Four more little details:

• Joe’s second wife, Mary, is 45 years old and they have a premarital agreement that gives Mary the income from one-half of the value of Joe’s assets at his death for as long as Mary lives. But get this: none of the stock of Success Co. can be used to provide Mary her income.

• An artificially low price in a buy/sell agreement would force Joe’s estate to sell his stock in Success Co. back to Success Co. and the same for R/E Co. (Result: Sam would then own 100 percent of both corporations.)

• Joe has two other grown children who are not in the business.

• Joe is not insurable.

The diagnosis:

• The $1 million in life insurance payable to R/E Co. would kick up an unnecessary alternative minimum tax.

• The full $2 million of insurance would be included in Joe’s estate because he controls both corporations, but the $2 million (less the alternative minimum tax of about $150,000) would belong to the corporations, not Joe’s estate.

• There are not enough liquid assets to satisfy the obligation to Mary. Worse yet, if the obligation to Mary is met, there would be zero dollars (outside of the corporations) to pay an estimated $3.5 million estate tax liability. Simply put, the estate would be broke.

Our objectives to cure Joe’s tax illness are clear:

• Reduce the value of Joe’s estate.

• Get cash to fund the obligation to Mary.

• Pay the estate tax.

Here are the five major tax medicines I recommended to cure Joe’s business transfer and estate plan:

• Merge R/E Co. into Success Co. This maneuver is tax-free. R/E Co. is worth about $6 million as a real estate investment company but, as part of the operating company, its value is reduced by at least $2 million for estate tax purposes. Estate tax saving — over $1 million.

• Transfer the nonvoting stock (created after the merger) to a grantor retained annuity trust (GRAT), which reduces the value of Success Co. by about 40 percent for estate tax purposes. This maneuver saves about $.5 million in estate taxes.

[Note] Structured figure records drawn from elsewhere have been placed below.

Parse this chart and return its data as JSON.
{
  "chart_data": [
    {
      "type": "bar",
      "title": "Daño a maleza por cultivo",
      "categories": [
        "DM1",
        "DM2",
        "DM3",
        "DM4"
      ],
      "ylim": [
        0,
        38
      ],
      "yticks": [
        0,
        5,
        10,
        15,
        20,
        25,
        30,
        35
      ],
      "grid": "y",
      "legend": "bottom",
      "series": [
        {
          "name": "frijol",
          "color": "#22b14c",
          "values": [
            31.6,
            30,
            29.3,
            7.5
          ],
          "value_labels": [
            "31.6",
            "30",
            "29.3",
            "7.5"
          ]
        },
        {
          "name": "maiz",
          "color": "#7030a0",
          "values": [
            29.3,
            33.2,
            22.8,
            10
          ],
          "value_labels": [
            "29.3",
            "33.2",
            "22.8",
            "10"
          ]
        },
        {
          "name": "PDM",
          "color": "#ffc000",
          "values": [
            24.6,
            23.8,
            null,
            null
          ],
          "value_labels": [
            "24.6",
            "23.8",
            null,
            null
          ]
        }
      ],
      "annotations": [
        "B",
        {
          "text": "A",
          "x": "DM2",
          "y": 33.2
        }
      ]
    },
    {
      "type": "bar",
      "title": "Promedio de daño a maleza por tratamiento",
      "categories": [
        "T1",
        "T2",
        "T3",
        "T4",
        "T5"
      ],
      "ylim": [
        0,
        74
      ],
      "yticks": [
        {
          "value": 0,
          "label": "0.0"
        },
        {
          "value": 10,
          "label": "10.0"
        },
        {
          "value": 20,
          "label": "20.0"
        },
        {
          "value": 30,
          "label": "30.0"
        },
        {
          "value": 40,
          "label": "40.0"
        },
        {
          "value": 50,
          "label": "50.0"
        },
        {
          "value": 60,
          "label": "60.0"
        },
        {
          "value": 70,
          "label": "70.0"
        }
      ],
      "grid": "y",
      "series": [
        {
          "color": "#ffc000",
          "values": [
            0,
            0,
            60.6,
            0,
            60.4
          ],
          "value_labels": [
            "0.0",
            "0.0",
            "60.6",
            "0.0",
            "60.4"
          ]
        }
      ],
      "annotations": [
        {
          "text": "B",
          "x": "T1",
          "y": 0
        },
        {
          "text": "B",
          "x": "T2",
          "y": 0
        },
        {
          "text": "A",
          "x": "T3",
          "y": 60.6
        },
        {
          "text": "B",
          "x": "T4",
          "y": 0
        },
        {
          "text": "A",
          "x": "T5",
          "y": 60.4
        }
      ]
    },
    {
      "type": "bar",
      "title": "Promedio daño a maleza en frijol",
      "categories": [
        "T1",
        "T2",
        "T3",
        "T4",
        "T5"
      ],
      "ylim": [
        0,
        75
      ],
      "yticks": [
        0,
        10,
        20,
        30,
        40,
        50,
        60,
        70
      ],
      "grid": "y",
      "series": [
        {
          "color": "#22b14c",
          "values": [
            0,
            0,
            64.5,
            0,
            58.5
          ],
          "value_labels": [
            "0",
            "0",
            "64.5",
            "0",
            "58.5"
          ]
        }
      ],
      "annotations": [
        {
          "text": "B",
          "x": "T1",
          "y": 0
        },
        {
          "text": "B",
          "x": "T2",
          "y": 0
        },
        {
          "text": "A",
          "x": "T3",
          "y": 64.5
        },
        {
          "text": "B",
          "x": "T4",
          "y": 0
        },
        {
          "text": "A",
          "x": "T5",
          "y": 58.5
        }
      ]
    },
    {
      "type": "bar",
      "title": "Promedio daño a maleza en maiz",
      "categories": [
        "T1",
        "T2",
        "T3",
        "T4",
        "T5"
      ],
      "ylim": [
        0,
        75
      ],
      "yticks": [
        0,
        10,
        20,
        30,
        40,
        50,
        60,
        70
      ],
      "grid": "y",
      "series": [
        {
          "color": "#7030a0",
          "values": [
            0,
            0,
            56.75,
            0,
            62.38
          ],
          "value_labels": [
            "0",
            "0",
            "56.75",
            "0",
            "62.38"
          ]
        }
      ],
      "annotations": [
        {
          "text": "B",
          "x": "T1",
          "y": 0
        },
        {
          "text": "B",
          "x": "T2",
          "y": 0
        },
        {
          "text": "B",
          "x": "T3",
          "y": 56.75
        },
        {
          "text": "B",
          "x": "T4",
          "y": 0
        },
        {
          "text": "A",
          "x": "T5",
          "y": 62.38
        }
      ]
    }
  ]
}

• Joe takes the $2 million in insurance policies out of the corporations and gives it to his children. Result: The value of Joe’s estate drops about $2 million and will save another $1 million plus in estate tax.

• Change Joe’s will to put the entire estate tax obligation on the children. The $2 million in income tax-free/estate tax-free insurance proceeds will handle the entire estate tax load when Joe dies.

• Make sure Joe’s will qualifies for the 100 percent marital deduction for Mary’s one-half share, thus deferring any estate tax on this portion of Joe’s estate until Mary dies. Yes, there are other details and nuances in the plan, including gifts to Joe’s children, but these five tax medicines cured the patient.

What’s the lesson to be learned from this true-life Joe/Sam/Mary story? Always, yes always, get a second opinion after your estate plan is done, preferably before any documents are signed.